I have struggled with achieving high ABV (above 9%) and is this metjod a common practice to achieve higher ABV?  Is there advantages / disadvantages to this method?  Does the math add up?

Yeast and Fermentation / Re: Phenolic Contamination??? Not sure
« on: September 01, 2012, 12:55:29 AM »
So I started cold crashing this beer today, but I have a few questions.
1.  Will cold crashing reduce / eliminate the nail polish remover smell from the assumed fusels?
2. I don't think dryhopping an Iced Oatmeal Dunkel would be the norm, but if I did, would that reduce the odor?  If so what hops would I use?  I used Tettnang in the boil

Any other insight would be great?

Yeast and Fermentation / Re: Phenolic Contamination??? Not sure
« on: August 31, 2012, 01:10:06 PM »
How many cookies are we talking about? It could be fusels I suppose. Are these store bought cookies? If so, take a look at the ingredients. They put a lot of crap in them that could be making off-flavors too.

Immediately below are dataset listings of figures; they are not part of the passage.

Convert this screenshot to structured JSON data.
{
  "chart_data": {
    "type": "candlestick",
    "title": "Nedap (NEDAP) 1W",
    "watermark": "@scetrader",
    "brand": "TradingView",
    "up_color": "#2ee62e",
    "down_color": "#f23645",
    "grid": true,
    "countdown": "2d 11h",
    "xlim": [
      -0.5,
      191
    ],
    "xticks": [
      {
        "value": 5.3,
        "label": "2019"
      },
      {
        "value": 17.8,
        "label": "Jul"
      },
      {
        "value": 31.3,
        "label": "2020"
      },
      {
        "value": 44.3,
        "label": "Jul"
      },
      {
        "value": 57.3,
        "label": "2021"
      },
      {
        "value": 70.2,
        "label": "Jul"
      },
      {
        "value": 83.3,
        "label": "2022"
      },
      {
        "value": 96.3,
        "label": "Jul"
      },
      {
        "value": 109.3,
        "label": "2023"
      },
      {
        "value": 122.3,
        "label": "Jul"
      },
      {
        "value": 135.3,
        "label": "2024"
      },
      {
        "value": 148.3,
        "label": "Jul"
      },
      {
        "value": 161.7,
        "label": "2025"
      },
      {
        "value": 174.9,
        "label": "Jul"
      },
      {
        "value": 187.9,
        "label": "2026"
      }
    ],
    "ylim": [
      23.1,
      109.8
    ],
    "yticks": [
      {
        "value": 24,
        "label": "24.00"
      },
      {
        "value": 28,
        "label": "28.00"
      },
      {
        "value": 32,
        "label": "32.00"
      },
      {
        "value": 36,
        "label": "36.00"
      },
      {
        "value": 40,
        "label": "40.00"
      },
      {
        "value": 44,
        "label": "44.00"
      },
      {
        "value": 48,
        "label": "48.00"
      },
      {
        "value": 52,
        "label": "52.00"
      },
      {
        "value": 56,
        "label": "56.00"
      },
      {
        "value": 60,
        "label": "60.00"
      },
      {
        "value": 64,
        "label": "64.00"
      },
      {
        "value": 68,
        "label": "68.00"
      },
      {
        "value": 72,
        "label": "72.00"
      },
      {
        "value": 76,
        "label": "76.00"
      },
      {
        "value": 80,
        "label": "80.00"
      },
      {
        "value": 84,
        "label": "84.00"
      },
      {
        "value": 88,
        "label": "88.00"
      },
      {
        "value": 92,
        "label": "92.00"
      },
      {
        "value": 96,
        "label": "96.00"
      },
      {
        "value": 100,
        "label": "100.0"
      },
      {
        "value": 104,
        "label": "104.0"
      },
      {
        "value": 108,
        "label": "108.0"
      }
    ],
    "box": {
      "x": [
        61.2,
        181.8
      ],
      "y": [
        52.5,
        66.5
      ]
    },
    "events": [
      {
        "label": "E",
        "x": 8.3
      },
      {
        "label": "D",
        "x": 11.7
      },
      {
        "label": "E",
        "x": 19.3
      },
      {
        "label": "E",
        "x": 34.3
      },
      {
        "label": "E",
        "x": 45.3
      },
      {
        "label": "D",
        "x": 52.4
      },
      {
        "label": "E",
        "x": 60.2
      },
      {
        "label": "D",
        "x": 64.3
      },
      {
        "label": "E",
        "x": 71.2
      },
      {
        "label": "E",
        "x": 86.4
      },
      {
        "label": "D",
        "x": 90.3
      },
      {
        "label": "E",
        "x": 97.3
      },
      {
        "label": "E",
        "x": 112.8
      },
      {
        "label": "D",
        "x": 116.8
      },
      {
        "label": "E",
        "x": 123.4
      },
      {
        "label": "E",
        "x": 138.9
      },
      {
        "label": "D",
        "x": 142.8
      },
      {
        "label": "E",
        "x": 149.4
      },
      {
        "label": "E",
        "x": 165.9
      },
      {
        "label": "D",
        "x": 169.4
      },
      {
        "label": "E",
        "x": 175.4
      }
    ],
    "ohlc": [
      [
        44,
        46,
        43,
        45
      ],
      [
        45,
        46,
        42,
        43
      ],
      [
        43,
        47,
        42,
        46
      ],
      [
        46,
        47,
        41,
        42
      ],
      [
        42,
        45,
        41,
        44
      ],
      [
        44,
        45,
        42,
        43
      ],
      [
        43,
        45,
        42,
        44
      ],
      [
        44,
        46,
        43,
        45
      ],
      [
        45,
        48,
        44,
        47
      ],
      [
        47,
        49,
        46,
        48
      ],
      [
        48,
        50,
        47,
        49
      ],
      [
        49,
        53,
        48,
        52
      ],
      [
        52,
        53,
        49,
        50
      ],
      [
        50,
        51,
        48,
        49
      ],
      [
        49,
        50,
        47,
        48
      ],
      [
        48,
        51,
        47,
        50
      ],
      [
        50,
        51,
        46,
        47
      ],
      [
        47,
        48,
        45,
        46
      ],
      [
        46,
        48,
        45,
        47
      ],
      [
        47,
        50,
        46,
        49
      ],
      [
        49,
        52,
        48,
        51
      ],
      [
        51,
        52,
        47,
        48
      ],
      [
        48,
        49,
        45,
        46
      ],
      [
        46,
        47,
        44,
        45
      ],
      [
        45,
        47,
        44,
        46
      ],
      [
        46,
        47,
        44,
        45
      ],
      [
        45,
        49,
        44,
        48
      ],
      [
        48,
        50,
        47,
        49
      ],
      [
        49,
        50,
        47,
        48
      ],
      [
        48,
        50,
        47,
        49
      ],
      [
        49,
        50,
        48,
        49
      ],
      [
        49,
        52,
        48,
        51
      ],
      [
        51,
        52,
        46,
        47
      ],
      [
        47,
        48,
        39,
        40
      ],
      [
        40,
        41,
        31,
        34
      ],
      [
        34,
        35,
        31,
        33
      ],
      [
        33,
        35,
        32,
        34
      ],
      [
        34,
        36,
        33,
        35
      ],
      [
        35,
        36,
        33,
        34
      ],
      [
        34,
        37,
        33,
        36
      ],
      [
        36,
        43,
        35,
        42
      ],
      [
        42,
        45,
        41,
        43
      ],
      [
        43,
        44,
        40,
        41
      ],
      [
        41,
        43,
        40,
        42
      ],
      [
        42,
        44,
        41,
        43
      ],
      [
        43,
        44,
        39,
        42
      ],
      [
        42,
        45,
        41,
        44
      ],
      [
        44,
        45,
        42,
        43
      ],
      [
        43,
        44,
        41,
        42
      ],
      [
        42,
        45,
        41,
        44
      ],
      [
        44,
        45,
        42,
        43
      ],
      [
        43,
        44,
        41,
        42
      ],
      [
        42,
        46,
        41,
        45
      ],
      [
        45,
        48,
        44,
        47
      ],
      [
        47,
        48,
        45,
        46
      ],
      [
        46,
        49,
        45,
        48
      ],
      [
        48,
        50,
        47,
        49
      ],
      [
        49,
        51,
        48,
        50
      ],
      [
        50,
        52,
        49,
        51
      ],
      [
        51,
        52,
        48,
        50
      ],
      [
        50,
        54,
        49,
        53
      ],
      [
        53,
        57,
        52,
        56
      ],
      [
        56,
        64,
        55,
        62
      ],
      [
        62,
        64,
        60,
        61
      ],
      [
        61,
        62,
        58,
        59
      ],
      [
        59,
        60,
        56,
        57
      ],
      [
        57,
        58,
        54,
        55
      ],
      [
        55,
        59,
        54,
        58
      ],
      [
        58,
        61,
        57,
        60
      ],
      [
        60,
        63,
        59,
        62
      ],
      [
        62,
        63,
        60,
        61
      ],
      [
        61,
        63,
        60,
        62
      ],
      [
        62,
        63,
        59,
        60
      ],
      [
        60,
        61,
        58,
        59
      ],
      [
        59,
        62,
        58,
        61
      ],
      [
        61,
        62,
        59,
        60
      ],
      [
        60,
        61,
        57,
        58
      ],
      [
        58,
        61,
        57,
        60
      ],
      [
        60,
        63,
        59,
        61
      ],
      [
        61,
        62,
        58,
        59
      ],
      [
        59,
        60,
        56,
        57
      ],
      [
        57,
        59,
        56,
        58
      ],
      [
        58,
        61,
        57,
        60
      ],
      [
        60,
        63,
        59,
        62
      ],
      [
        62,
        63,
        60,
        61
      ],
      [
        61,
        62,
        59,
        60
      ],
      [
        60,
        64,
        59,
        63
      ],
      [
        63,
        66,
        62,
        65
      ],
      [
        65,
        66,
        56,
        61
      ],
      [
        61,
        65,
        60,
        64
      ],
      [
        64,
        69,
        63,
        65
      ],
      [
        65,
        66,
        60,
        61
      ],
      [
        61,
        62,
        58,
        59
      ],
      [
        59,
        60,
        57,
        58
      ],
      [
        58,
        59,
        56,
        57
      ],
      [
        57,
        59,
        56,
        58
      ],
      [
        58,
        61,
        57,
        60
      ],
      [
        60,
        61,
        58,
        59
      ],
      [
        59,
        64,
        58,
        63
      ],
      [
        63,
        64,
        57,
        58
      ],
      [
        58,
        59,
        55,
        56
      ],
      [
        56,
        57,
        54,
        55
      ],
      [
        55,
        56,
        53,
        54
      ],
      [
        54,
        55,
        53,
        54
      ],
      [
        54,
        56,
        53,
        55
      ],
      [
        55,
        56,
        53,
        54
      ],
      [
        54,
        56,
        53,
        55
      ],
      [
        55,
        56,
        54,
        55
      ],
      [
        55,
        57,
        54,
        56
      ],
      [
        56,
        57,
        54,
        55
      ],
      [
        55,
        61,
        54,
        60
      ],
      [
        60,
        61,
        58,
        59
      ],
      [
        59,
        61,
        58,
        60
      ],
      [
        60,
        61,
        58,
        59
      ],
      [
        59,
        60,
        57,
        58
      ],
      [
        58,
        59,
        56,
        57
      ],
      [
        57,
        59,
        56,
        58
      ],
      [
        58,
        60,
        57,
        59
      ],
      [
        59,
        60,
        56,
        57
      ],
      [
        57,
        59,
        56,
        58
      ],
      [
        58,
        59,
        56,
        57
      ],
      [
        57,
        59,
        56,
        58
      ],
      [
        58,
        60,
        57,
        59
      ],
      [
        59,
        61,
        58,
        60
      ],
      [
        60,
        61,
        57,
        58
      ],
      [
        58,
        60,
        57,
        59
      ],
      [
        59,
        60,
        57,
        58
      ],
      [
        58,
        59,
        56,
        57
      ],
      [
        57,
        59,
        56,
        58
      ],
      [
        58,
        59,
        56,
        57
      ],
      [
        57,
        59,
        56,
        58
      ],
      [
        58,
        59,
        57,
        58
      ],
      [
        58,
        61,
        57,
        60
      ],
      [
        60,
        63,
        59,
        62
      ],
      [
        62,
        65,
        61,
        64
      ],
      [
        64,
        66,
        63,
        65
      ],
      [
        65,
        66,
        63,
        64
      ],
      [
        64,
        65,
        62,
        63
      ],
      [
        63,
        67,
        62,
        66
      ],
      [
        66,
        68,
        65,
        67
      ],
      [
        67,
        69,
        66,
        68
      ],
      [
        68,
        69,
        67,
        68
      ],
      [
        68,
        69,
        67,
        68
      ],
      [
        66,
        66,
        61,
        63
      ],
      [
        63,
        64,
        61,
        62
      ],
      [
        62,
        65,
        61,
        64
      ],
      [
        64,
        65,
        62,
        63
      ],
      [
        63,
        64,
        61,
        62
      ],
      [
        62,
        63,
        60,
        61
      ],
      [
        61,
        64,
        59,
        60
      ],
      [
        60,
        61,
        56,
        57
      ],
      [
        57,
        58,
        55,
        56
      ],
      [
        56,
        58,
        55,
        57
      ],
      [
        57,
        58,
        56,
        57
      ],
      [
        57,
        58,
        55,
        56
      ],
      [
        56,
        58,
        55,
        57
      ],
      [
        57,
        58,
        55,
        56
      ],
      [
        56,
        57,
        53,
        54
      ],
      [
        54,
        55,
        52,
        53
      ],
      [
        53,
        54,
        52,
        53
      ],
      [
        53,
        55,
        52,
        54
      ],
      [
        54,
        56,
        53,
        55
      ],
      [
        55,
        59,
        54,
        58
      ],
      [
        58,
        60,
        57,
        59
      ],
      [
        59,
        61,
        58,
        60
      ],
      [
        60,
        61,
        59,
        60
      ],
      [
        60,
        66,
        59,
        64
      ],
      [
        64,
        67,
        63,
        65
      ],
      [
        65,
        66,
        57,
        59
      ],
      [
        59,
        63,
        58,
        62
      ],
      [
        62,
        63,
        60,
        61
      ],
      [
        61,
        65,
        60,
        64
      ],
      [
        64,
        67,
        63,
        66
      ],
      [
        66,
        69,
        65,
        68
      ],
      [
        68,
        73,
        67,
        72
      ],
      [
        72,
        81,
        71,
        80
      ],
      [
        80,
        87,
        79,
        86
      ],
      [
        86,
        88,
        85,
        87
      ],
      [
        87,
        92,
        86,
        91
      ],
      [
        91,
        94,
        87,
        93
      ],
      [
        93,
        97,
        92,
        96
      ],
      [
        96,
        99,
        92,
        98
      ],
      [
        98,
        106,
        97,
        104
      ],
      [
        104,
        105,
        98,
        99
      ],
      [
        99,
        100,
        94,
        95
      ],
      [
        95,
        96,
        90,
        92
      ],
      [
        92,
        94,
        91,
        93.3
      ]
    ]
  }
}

It was 3/4 of a package and were store bought.  If I recall the weight was 12 oz.  I no longer have the package as they have been used in the process or eaten.

They have been on the cookies since early Monday August 20 so it has been 12 days.  I had told myself I was going to let it ride for two weeks, but I think I will go ahead and begin the cold crashing for a few days then bottle.

Yeast and Fermentation / Re: Phenolic Contamination??? Not sure
« on: August 29, 2012, 11:58:17 PM »
It was racked onto the cookies after primary fermentation was complete (14 days), but it has been around 73 degrees since it has been on the cookies.

Is this bad?  How do I reduce / eliminate the smell or can I?

Yeast and Fermentation / Phenolic Contamination??? Not sure
« on: August 29, 2012, 11:47:06 PM »
Alright so I brewed a dunkelweizen and I took about a gallon and a half of it and racked it onto some iced oatmeal cookies (it is for my homebrew club competition - everybody has to use these cookies).  My dunkelweizen by itself is fine, but I'm concerned about the iced cookie portion.  It has been on the iced cookies for about 9 days and when I went to check on it today it has a very strong smell, like nail polish remover.  I took a taste sample and the taste was nothing like the smell.  The taste was pleasant with a slight oatmeal cookie taste.

I know they say phenolic contamination will smell like adhesive bandages, and it is expected in certain styles of beers.  I just want some thought on if it is bacterially contaminated.